Nu masculino ainda é tabu e reflete desigualdade de gênero
É raro ver um homem nu nas revistas, no cinema e nos programas de TV. Quando isso acontece, a exposição costuma ser velada, dificilmente a nudez frontal masculina aparece nas telas. Recentemente, as séries “Game of Thrones” (HBO) e “Sense8” (Netflix) quebraram esse tabu, acendendo a polêmica. O ator Kevin Bacon também estrelou uma campanha em favor de mais exposição dos corpos masculinos nos filmes de Hollywood.
Enquanto a nudez feminina costuma ser explorada massivamente sem tantos questionamentos, poucos são os momentos em que o nu masculino é exibido com a mesma naturalidade.
Na análise de Camilo Braz, professor de antropologia na UFG (Universidade Federal de Goiás), para entender essa diferença deve-se levar em conta as normais culturais de uma sociedade desigual em termos de gênero e sexualidade.
As relações de gênero na exploração da nudez fazem parte de um contexto histórico. A professora de artes da UFPR (Universidade Federal do Paraná) Stephanie Dahn Batista, doutora em história, diz que ao longo dos séculos o homem ocupou o papel de observador nas obras de arte.
“O corpo feminino sempre apareceu como objeto de desejo, reflexo de uma relação de poder, o artista era masculino e o modelo feminino”, diz Stephanie.
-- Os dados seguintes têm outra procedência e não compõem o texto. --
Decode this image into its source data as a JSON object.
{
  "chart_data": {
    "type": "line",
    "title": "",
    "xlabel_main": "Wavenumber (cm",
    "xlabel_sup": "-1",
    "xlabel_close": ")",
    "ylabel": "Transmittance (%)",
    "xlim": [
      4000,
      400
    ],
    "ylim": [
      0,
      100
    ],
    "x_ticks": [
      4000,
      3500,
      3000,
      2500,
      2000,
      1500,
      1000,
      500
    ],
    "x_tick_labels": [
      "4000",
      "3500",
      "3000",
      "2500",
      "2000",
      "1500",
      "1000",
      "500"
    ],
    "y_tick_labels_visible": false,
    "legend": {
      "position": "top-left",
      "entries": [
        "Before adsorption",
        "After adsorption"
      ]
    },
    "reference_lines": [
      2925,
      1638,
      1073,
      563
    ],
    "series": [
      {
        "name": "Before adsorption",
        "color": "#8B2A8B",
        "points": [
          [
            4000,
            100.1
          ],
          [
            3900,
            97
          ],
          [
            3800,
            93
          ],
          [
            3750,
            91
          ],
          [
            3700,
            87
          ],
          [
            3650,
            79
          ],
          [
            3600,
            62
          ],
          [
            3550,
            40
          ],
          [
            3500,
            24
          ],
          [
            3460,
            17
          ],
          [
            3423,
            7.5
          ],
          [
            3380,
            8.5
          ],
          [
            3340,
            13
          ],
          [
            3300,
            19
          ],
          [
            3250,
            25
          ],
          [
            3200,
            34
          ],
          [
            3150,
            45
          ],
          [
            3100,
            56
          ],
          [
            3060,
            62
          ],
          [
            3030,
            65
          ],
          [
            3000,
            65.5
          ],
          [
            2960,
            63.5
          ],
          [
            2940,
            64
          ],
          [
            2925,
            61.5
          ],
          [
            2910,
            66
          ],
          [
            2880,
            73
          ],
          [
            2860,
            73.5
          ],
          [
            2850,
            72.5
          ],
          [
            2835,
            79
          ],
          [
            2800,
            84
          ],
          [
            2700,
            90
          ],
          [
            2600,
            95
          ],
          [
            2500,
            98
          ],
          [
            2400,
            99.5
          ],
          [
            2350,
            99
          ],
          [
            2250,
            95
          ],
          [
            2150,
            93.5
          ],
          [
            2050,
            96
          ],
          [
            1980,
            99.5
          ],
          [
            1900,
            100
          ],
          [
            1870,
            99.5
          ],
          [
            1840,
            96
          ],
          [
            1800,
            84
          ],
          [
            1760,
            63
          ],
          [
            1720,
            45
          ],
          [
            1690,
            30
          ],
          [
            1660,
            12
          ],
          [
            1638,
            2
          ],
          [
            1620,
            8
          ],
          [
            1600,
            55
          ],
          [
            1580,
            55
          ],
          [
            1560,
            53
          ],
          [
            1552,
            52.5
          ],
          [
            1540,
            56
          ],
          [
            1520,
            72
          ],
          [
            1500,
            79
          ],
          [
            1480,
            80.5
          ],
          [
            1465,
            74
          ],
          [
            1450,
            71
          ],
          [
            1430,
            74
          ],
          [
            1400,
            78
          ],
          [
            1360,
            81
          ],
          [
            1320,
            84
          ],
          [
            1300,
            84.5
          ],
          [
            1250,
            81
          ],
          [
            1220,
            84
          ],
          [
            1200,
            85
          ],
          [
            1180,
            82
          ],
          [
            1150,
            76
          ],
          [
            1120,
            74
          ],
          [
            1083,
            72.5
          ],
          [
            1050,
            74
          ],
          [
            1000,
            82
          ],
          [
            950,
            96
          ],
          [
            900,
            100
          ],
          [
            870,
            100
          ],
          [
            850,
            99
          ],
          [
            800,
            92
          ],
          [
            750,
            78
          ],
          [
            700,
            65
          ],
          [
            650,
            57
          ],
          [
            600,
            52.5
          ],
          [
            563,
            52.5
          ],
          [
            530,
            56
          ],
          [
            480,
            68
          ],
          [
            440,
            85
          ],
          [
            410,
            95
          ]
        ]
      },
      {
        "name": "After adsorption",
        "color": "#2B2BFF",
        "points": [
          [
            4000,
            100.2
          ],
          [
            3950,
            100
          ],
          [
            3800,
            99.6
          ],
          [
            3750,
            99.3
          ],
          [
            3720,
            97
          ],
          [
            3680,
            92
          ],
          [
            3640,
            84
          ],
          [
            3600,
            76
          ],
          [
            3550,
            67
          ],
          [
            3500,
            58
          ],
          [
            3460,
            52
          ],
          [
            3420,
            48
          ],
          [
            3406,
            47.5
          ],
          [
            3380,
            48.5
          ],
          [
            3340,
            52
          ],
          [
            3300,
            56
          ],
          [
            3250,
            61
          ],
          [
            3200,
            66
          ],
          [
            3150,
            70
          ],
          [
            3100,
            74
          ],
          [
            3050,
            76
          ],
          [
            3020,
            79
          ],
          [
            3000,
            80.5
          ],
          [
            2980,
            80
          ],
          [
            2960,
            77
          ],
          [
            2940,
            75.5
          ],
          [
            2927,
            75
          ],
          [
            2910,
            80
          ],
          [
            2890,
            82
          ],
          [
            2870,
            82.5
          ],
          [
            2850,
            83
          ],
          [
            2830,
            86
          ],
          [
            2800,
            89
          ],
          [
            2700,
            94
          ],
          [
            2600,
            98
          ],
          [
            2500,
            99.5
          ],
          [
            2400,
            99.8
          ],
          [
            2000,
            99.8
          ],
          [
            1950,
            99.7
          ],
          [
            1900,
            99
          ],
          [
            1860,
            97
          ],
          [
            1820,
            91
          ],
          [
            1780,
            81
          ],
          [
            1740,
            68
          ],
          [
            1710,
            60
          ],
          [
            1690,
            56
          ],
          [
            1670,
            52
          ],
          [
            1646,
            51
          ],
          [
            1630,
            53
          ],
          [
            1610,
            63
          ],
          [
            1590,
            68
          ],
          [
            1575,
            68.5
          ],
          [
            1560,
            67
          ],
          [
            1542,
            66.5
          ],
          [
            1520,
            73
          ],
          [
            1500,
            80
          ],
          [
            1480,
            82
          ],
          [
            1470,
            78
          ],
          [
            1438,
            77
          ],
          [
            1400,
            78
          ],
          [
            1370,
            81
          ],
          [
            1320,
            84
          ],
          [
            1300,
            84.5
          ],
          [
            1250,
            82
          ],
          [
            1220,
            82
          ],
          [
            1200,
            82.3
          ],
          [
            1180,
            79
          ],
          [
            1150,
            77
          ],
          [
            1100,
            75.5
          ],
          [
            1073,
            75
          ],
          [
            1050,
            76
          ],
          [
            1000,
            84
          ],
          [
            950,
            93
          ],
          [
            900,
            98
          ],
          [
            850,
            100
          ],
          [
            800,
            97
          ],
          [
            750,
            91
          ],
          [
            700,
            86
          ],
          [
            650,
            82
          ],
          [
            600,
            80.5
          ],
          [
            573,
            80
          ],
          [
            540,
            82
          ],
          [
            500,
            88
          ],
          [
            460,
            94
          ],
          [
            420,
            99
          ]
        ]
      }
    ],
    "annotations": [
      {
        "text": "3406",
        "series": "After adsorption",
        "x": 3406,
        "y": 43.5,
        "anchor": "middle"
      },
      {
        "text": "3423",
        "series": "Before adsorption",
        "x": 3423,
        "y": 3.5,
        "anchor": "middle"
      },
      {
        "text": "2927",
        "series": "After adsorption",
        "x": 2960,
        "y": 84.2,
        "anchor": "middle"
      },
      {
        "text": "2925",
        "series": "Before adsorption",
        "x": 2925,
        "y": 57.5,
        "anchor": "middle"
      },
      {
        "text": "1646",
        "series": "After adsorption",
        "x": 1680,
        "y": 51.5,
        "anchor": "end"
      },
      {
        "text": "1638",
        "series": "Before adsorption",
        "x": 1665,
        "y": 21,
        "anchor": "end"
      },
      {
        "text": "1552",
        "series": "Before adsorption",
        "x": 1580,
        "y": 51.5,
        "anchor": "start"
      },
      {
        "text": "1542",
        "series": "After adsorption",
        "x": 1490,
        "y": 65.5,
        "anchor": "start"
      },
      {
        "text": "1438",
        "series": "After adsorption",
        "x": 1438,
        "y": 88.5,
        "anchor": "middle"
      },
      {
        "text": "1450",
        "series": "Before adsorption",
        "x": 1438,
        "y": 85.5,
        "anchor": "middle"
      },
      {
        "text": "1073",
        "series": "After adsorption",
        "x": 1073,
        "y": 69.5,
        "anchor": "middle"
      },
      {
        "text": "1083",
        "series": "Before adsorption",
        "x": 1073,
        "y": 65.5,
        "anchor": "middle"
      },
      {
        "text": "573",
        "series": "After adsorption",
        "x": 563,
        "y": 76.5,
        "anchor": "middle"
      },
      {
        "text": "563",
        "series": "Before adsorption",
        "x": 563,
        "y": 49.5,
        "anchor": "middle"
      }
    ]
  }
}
Apesar dos avanços nas últimas décadas, a professora da UFPR conta que ainda hoje os alunos têm dificuldade em sustentar o olhar nas aulas em que a nudez masculina é mostrada. “Não há o hábito de ver o nu masculino com toda liberdade, essa nudez ainda causa constrangimento e estranheza”, fala Stephanie.
Nu na TV brasileira
A igualdade na nudez midiática ainda está longe de ser alcançada, porém a exposição masculina tem ficado cada vez mais frequente.
A novela “Verdades Secretas”, exibida pela Globo na faixa das 23h em 2015, teve alguns nus masculinos. O ator Adriano Toloza, que contracenou despido com a atriz Guilhermina Guinle, lembra do burburinho que a cena provocou nas redes sociais. “A nudez masculina costuma chamar mais atenção e causar mais polêmica.”
Apesar de encarar a nudez em cena com naturalidade quando existe um propósito, Toloza, que também já atuou nu no teatro, diz que os brasileiros não estão prontos para ver um frontal masculino na TV. “Temos uma sociedade ainda muito conservadora e agarrada aos conceitos morais”, afirma.
Na opinião do ator, esse comportamento é fruto de uma visão patriarcal. “Carregamos essa cultura machista de que só os homens são merecedores de certos prazeres.”
Com exceção dos materiais pornográficos, ainda existem poucos produtos culturais que dão destaque para a nudez masculina.
O fotógrafo Gianfranco Briceño só se deu conta desse vácuo no mercado depois de lançar o fanzine “Snaps”, com fotos de homens nus sob luz natural, que alcançou mais repercussão do que ele esperava. “Só havia pornografia ou conteúdos mais voltados para o público gay”, afirma.
Briceño fez questão de retratar o corpo masculino por completo, sem evitar a nudez frontal, mas nota que esse ainda é um tabu. “Por ser um órgão interno, a exposição da vagina é mais tolerada, já o pênis precisa ser escondido, como se a sexualidade tivesse de ser oculta.”
Belo e masculinidade hegemônica
A nudez masculina, apesar de mais rara, não é novidade no mundo das artes. Em 1504, a escultura de David nu, do artista renascentista Michelangelo, foi exposta em praça pública em Florença, na Itália.Porém, nesse contexto, o corpo masculino é associado ao sublime e à figura do herói, não a um homem de carne e osso. “O belo masculino vem sempre muito idealizado”, afirma Stephanie Dahn.
A falta de exposição dos homens, segundo Camilo Braz, também se relaciona com a valorização da norma heterossexual e do controle dos corpos. “A nudez pode ser vista como ameaçadora à masculinidade hegemônica que, por ser frágil, é constantemente reiterada.”
É difícil prever quando ver um homem nu na TV será tão comum quanto assistir a uma mulher nua. A mudança depende também das transformações culturais e dos avanços na igualdade de gênero, o que sutilmente vem acontecendo em alguns setores.
“Percebo que a moda tem colocado mais homens nus em suas propagandas”, diz o fotógrafo Gianfranco Briceño.